Deux jours plus tôt, dans la nuit du 14 au 15 mai, des drones ukrainiens ont frappé la raffinerie de pétrole de Riazan, l’une des plus grandes installations de raffinage de Russie, située à environ 200 kilomètres au sud‑est de Moscou. L’attaque a déclenché un important incendie sur le site.
Les autorités régionales ont également signalé que des bâtiments résidentiels avaient été endommagés dans la ville. Selon des responsables locaux, quatre personnes ont été tuées et au moins douze blessées, des débris étant tombés sur des zones résidentielles et industrielles.
Ces installations énergétiques sont devenues des cibles récurrentes pour Kyiv, qui cherche à perturber les approvisionnements en carburant et la logistique militaire russes.
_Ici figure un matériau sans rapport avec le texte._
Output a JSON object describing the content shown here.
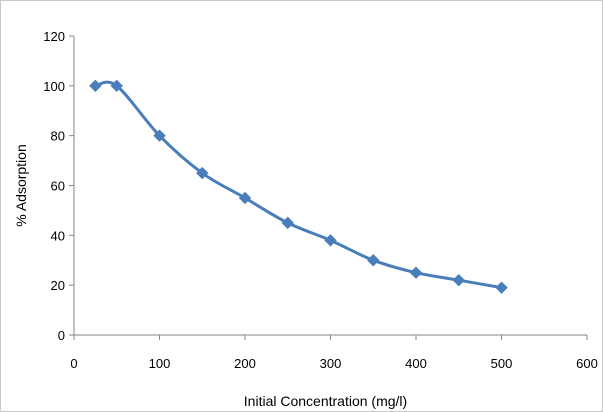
{
  "chart_data": {
    "type": "line",
    "title": "",
    "xlabel": "Initial Concentration (mg/l)",
    "ylabel": "% Adsorption",
    "xlim": [
      0,
      600
    ],
    "ylim": [
      0,
      120
    ],
    "x_ticks": [
      0,
      100,
      200,
      300,
      400,
      500,
      600
    ],
    "y_ticks": [
      0,
      20,
      40,
      60,
      80,
      100,
      120
    ],
    "grid": false,
    "legend": "none",
    "marker": "diamond",
    "smooth": true,
    "series": [
      {
        "color": "#4a7ebb",
        "x": [
          25,
          50,
          100,
          150,
          200,
          250,
          300,
          350,
          400,
          450,
          500
        ],
        "y": [
          100,
          100,
          80,
          65,
          55,
          45,
          38,
          30,
          25,
          22,
          19
        ]
      }
    ]
  }
}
L’escalade ne concerne pas seulement les attaques ukrainiennes. La Russie intensifie également ses frappes à longue portée contre l’Ukraine.
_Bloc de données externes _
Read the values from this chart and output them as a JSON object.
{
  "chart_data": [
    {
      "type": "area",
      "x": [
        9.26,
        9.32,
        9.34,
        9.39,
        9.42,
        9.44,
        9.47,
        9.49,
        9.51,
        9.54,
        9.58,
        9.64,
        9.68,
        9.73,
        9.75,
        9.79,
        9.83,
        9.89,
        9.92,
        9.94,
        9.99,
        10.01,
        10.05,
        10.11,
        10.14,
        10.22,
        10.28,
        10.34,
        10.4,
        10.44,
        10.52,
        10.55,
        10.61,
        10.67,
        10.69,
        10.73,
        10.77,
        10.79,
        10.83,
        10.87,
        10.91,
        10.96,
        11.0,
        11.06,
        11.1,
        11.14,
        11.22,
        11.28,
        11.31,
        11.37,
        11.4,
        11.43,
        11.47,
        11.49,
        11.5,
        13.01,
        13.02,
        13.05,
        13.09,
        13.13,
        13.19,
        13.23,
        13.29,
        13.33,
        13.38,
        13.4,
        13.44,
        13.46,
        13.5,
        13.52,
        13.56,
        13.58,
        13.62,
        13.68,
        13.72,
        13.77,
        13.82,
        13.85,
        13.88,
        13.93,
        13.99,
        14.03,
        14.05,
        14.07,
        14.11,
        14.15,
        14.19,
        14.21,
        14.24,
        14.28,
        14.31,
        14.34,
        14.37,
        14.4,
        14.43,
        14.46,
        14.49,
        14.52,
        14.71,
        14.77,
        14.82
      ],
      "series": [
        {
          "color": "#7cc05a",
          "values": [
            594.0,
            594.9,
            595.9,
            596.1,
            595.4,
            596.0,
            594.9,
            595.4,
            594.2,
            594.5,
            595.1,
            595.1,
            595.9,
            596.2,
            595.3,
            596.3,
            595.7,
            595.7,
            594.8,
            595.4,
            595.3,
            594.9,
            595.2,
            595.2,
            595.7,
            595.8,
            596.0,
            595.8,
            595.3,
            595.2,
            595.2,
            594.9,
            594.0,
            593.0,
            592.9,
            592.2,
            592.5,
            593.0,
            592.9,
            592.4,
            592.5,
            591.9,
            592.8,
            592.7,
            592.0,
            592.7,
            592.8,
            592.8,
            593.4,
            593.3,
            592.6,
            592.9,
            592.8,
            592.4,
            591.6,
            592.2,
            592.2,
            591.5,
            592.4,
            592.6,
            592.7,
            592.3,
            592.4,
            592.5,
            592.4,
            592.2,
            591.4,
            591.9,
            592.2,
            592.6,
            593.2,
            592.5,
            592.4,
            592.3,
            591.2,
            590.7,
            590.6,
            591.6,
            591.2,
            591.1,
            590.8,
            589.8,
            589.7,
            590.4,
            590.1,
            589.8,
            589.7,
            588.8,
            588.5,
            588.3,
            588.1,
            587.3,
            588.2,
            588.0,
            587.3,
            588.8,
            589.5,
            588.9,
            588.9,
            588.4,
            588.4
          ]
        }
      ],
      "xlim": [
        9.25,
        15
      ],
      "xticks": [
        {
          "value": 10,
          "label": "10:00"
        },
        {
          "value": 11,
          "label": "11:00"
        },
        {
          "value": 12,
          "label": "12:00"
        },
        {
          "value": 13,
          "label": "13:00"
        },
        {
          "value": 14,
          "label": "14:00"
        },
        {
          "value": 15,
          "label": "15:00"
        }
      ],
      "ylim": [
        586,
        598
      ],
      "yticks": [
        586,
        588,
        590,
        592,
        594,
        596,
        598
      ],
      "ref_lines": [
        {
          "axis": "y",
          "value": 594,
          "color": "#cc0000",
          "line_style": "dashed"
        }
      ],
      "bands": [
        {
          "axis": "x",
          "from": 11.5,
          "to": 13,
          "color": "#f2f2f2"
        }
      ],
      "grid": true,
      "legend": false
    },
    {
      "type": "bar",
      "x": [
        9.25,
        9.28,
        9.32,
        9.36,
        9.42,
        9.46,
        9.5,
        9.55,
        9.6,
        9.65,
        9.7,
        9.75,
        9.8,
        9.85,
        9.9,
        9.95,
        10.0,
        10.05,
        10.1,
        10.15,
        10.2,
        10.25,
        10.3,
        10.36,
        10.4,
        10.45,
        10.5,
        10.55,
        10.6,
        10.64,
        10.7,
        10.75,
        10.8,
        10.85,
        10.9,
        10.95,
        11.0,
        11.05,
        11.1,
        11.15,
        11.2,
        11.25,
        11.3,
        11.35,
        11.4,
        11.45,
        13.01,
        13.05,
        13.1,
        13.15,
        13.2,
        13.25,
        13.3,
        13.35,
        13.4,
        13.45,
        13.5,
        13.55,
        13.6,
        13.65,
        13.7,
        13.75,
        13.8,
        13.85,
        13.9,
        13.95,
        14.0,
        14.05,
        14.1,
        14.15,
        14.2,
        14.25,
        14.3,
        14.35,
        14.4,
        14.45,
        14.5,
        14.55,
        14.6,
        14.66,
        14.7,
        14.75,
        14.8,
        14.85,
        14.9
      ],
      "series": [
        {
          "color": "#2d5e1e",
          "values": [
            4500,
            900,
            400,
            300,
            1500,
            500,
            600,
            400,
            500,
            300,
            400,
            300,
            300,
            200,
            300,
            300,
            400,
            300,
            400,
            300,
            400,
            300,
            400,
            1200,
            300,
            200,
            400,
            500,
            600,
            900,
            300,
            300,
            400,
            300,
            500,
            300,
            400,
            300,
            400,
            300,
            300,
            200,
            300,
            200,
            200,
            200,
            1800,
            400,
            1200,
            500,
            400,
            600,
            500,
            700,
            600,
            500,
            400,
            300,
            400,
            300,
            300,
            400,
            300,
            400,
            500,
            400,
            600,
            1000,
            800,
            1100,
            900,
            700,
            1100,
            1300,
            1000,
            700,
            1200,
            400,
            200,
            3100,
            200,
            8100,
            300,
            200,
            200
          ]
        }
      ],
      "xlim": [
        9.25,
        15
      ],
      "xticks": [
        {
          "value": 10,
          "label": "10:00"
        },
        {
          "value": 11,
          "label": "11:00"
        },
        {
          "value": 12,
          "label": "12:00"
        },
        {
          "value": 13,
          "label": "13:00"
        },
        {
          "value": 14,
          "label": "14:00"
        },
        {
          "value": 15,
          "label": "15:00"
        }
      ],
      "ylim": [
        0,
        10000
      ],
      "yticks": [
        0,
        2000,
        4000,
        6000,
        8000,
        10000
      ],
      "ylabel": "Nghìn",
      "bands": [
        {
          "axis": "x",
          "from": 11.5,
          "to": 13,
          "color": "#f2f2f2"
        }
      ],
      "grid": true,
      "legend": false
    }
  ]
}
À la mi‑mai, Moscou a lancé de vastes vagues de drones et de missiles contre plusieurs villes ukrainiennes. À Kyiv, un immeuble résidentiel a été détruit lors d’une attaque qui a fait neuf morts et des dizaines de blessés.
L’armée de l’air ukrainienne a également indiqué que 294 drones d’attaque russes avaient été lancés dans la nuit du 16 mai. La plupart ont été interceptés, mais une vingtaine d’impacts ont tout de même été enregistrés dans différentes régions du pays.
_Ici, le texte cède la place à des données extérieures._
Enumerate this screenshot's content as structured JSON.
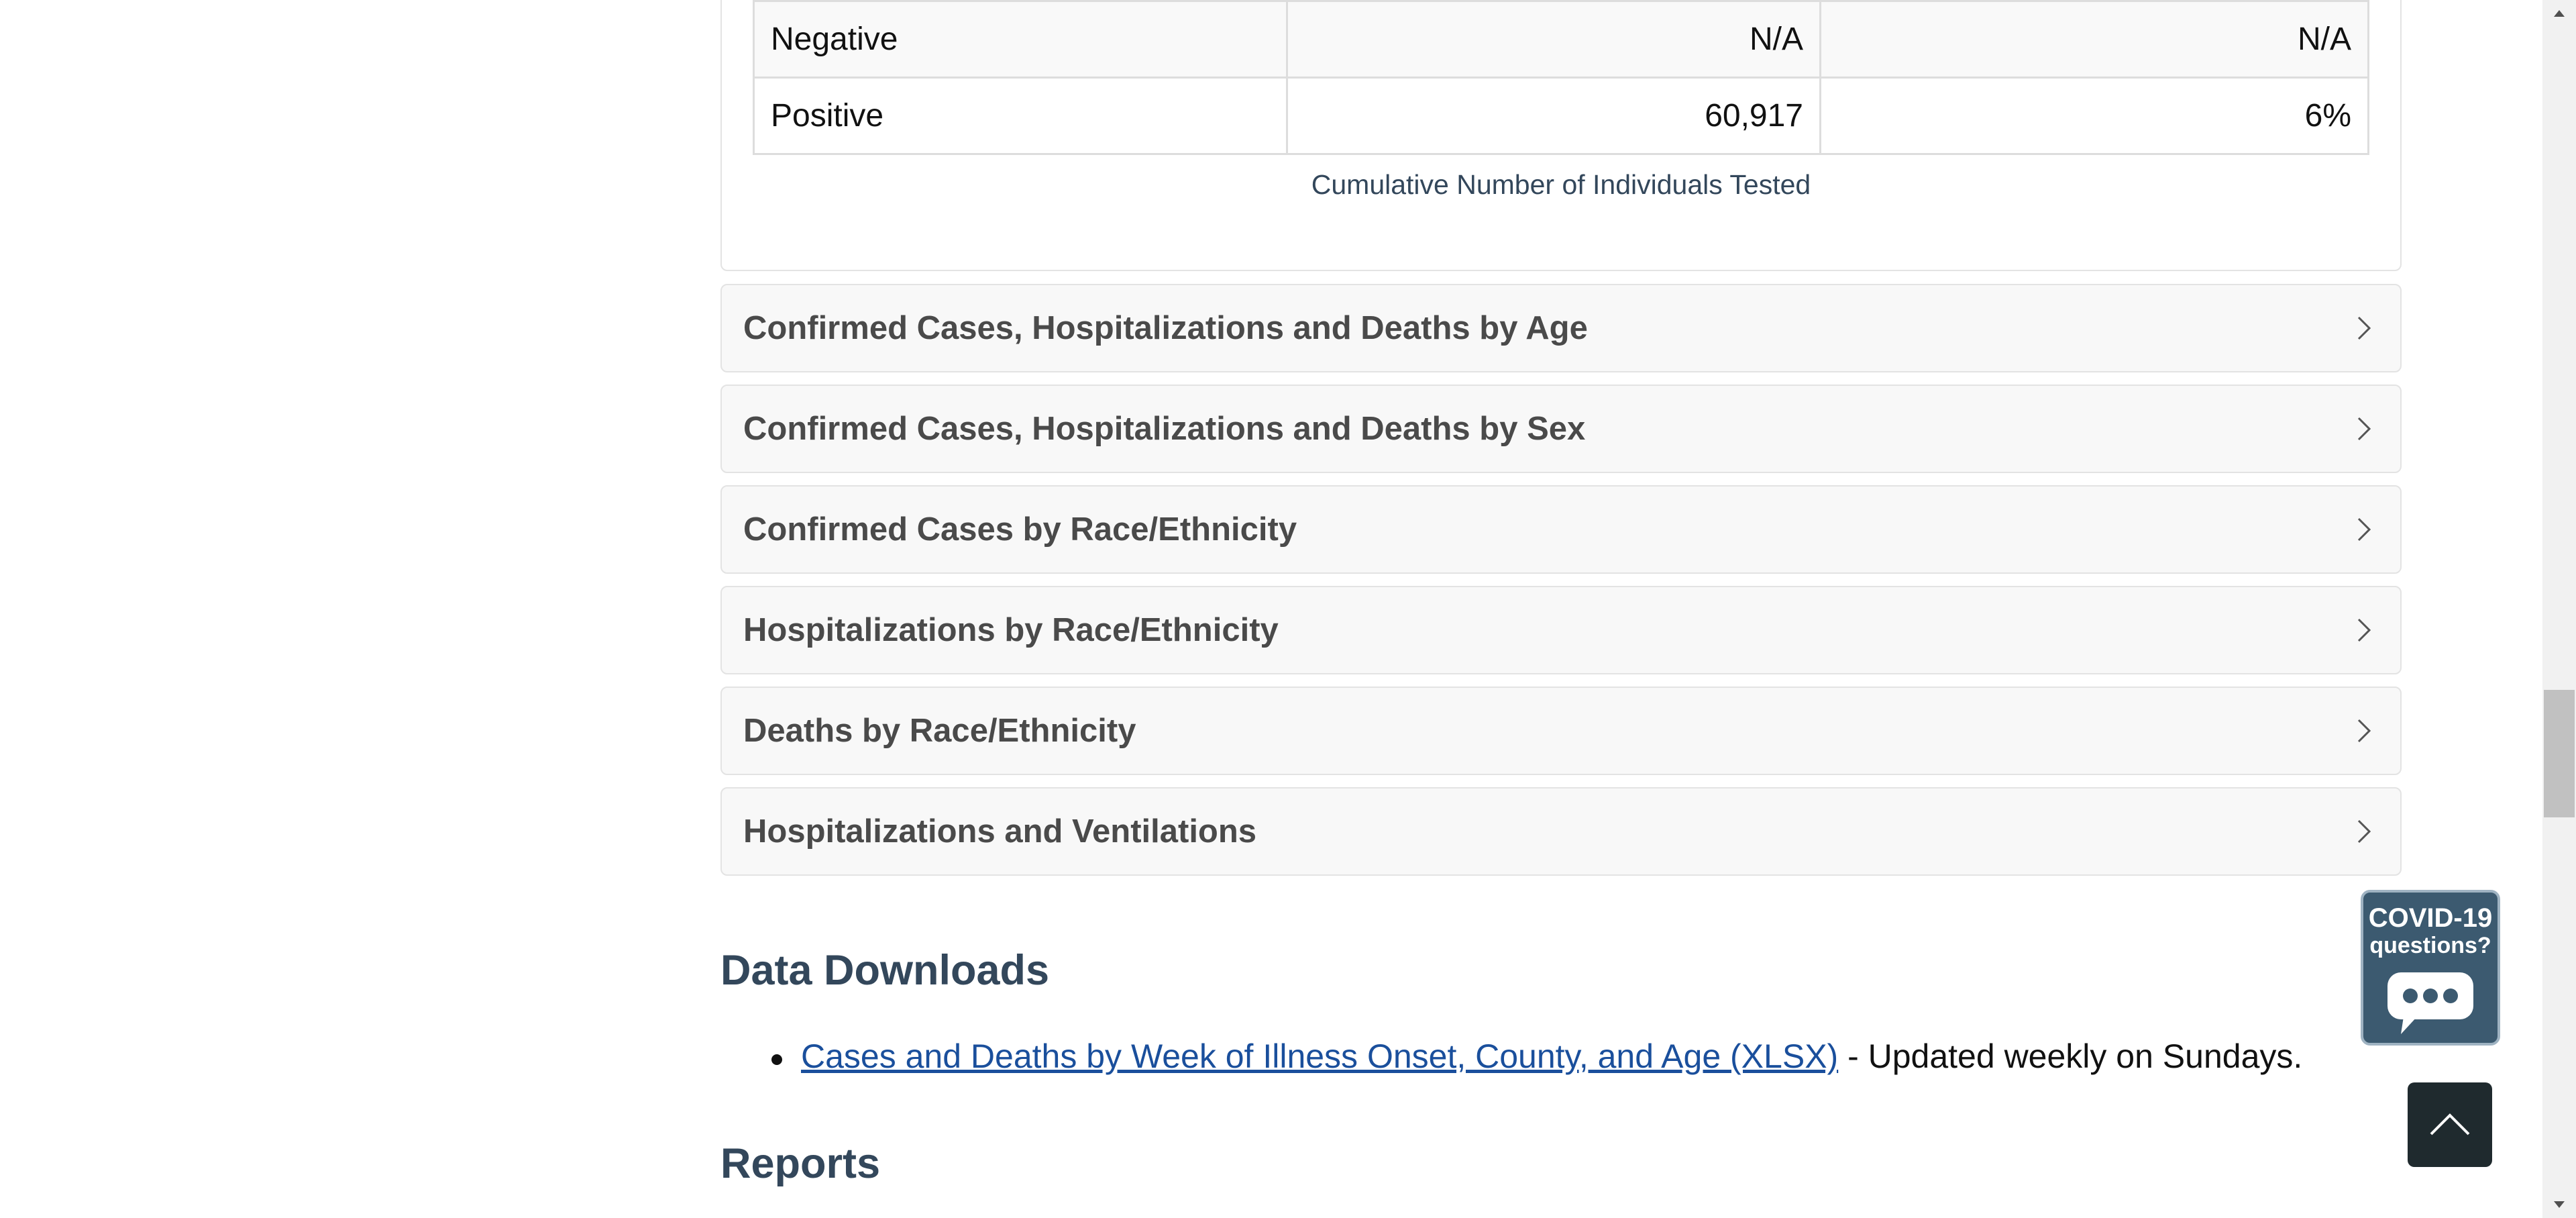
{
  "test_table": {
    "rows": [
      {
        "label": "Negative",
        "count": "N/A",
        "percent": "N/A"
      },
      {
        "label": "Positive",
        "count": "60,917",
        "percent": "6%"
      }
    ],
    "caption": "Cumulative Number of Individuals Tested"
  },
  "accordions": [
    {
      "title": "Confirmed Cases, Hospitalizations and Deaths by Age",
      "icon": "chevron-right-icon"
    },
    {
      "title": "Confirmed Cases, Hospitalizations and Deaths by Sex",
      "icon": "chevron-right-icon"
    },
    {
      "title": "Confirmed Cases by Race/Ethnicity",
      "icon": "chevron-right-icon"
    },
    {
      "title": "Hospitalizations by Race/Ethnicity",
      "icon": "chevron-right-icon"
    },
    {
      "title": "Deaths by Race/Ethnicity",
      "icon": "chevron-right-icon"
    },
    {
      "title": "Hospitalizations and Ventilations",
      "icon": "chevron-right-icon"
    }
  ],
  "downloads": {
    "heading": "Data Downloads",
    "items": [
      {
        "link_text": "Cases and Deaths by Week of Illness Onset, County, and Age (XLSX)",
        "suffix": " - Updated weekly on Sundays."
      }
    ]
  },
  "reports": {
    "heading": "Reports"
  },
  "chat_widget": {
    "line1": "COVID-19",
    "line2": "questions?",
    "icon": "chat-bubble-icon"
  },
  "back_to_top": {
    "icon": "chevron-up-icon"
  },
  "colors": {
    "heading": "#33475b",
    "link": "#1a4f9c",
    "accordion_bg": "#f8f8f8",
    "badge_bg": "#3c5a70"
  }
}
Ces bombardements massifs, combinant drones et missiles, sont devenus un élément central de la stratégie russe visant les infrastructures et les zones urbaines ukrainiennes.
La multiplication de ces frappes intervient alors que les tentatives de cessez‑le‑feu ont échoué.
Début mai, l’Ukraine a accusé la Russie de violer un cessez‑le‑feu proposé par Kyiv, affirmant que Moscou continuait de mener des attaques aériennes et des assauts sur la ligne de front.
Dans le même temps, la Russie affirme avoir intercepté des vagues de drones ukrainiens lors d’opérations de représailles. Dans une attaque plus tôt en mai, les autorités russes ont déclaré que 347 drones ukrainiens avaient été abattus dans plusieurs régions, l’un des plus importants assauts aériens depuis l’invasion à grande échelle lancée en 2022.
L’attaque de drones des 16–17 mai montre à quel point la guerre aérienne entre la Russie et l’Ukraine s’étend géographiquement et technologiquement.
L’Ukraine cherche de plus en plus à frapper loin derrière les lignes russes, en ciblant des infrastructures énergétiques et parfois des zones proches de la capitale. Parallèlement, la Russie continue de lancer des vagues massives de drones et de missiles contre des villes ukrainiennes.
Résultat : les deux camps semblent engagés dans un cycle d’escalade et de représailles. Tant que ces frappes à longue portée se poursuivent et que les initiatives diplomatiques échouent, les perspectives d’une désescalade rapide ou de véritables négociations de paix restent incertaines.